LES CHEFS DES FARC EN FRANCE, SUISSE, ITALIE, ESPAGNE ET AUSTRALIE SUR LA LISTE NOIRE DES ORGANISATIONS FINANCIERES AMERICAINES

14 janvier 2009 Les sanctions prises mercredi par le Département du Trésor des USA visent à geler les actifs de ces délégués du terrorisme colombien dans des sociétés américaines, et à interdire toute transaction financière ou commerciale entre des entreprises ou des citoyens américains avec les personnes concernées. 

Le Trésor américain justifie cette décision par le fait que « ces individus, en tant que représentants des FARC et membres de leur Commission internationale, tentent de recruter des militants et d’obtenir appui et protection pour les activités des FARC dans le trafic de drogue et le terrorisme ». La mesure concerne : 

-        Omar Arturo Zabala Padilla, alias Lucas Galdron. Selon le Trésor, « il dirige près de 80% des activités des FARC en Europe », comme responsable pour la France, la Suisse et l’Italie. -        Vlaudin Rodrigo Vega, alias « Carlos Vlaudin », dirige les FARC en Australie. 

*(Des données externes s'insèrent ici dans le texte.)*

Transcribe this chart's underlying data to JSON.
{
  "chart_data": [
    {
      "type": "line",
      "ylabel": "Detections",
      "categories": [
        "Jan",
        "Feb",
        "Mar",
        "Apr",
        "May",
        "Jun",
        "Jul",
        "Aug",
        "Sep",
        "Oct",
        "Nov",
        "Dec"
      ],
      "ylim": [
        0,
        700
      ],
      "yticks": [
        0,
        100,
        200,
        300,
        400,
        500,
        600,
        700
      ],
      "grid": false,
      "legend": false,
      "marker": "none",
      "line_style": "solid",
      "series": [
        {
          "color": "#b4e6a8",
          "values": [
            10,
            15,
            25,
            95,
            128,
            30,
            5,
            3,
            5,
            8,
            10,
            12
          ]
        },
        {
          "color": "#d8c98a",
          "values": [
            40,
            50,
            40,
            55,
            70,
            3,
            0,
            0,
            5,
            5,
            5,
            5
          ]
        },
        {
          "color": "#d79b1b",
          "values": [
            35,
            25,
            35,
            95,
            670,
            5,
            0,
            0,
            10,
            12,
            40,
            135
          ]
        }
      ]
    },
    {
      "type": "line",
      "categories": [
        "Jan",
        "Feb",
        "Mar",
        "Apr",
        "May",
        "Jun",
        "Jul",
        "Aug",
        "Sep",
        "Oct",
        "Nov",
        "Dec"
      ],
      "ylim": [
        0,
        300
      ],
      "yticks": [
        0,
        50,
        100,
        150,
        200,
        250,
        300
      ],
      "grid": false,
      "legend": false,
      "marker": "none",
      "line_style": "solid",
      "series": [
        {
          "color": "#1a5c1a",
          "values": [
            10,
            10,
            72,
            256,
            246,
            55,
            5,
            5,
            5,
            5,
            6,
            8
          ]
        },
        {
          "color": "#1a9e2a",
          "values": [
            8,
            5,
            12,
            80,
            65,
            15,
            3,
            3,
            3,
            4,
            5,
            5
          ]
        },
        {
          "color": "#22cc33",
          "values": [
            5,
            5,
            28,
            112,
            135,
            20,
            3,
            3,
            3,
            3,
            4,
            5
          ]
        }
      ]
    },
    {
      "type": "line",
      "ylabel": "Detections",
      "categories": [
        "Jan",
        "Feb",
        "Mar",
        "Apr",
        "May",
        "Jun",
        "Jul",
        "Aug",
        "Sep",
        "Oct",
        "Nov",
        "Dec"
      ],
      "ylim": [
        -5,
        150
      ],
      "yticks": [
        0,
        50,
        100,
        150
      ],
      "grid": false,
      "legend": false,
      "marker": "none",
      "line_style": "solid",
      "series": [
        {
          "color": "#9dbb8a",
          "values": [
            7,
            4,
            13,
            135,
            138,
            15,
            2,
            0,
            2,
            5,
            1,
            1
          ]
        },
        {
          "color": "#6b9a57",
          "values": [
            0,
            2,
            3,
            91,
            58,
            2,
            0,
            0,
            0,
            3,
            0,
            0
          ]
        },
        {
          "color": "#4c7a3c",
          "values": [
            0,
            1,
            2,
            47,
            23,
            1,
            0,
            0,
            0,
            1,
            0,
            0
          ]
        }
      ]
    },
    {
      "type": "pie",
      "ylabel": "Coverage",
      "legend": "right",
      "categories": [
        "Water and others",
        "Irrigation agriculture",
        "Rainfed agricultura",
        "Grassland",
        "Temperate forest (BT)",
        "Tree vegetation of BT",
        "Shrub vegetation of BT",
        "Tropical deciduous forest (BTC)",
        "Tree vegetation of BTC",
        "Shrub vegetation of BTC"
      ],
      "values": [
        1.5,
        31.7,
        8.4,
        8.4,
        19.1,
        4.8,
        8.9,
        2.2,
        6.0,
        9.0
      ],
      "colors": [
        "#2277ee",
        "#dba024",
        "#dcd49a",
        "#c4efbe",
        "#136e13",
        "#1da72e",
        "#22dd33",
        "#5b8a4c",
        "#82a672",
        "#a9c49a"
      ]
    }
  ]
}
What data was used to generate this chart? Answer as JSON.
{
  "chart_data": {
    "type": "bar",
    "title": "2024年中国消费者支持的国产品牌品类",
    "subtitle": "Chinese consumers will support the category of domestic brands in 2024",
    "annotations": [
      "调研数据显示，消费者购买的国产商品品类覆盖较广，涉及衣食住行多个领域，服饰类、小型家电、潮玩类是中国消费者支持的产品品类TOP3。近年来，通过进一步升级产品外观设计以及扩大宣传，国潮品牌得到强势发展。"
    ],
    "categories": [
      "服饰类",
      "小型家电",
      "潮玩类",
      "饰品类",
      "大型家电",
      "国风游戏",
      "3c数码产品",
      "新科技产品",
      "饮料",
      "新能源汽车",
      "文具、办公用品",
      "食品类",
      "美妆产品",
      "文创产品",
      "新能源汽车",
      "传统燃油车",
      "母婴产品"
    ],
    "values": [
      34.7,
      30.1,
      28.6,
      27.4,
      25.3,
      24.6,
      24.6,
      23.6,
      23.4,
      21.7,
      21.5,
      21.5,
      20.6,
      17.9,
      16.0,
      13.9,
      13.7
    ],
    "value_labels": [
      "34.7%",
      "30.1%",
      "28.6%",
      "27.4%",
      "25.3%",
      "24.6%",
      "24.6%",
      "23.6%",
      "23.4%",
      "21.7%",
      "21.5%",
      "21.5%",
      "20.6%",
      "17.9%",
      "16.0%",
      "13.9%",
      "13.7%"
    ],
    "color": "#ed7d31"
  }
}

-        Maria Remedios Garcia Albert, alias Irene ou Soraya, dirige les FARC en Espagne. Arrêtée le 26 juillet dernier à Madrid, elle a été relâchée aussitôt par le juge Baltasar Garzon après le paiement d’une caution de 12.000 euros. Mon commentaire : 

-        Mes lecteurs n’ignorent rien de la présence de Lucas Galdron en Suisse. Ce professeur de philo a enseigné sans aucun problème à Lausanne, où il réside. Dans mon récent livre sur « Les secrets de l’opération Betancourt » (Fayard), je cite son entretien au quotidien Le Temps de Genève du 15 mars 2007. Il y confirme ma version sur le fait qu’Ingrid Betancur s’était volontairement jetée dans la gueule du loup le 23 février 2002 pour être enlevée par les FARC en Colombie, croyant qu’elle le serait pour quelques semaines, afin de remonter dans les sondages pour l’élection présidentielle de mai 2002.  Elle n’avait que 0,3% d’intentions de vote ! -        La déléguée en Espagne a trouvé en 24 heures 12.000 euros pour payer une caution. Je m’interroge sur l’origine de ces fonds. S’il me fallait sortir une telle somme, je n’y parviendrais pas, et surtout pas en 24 heures ! 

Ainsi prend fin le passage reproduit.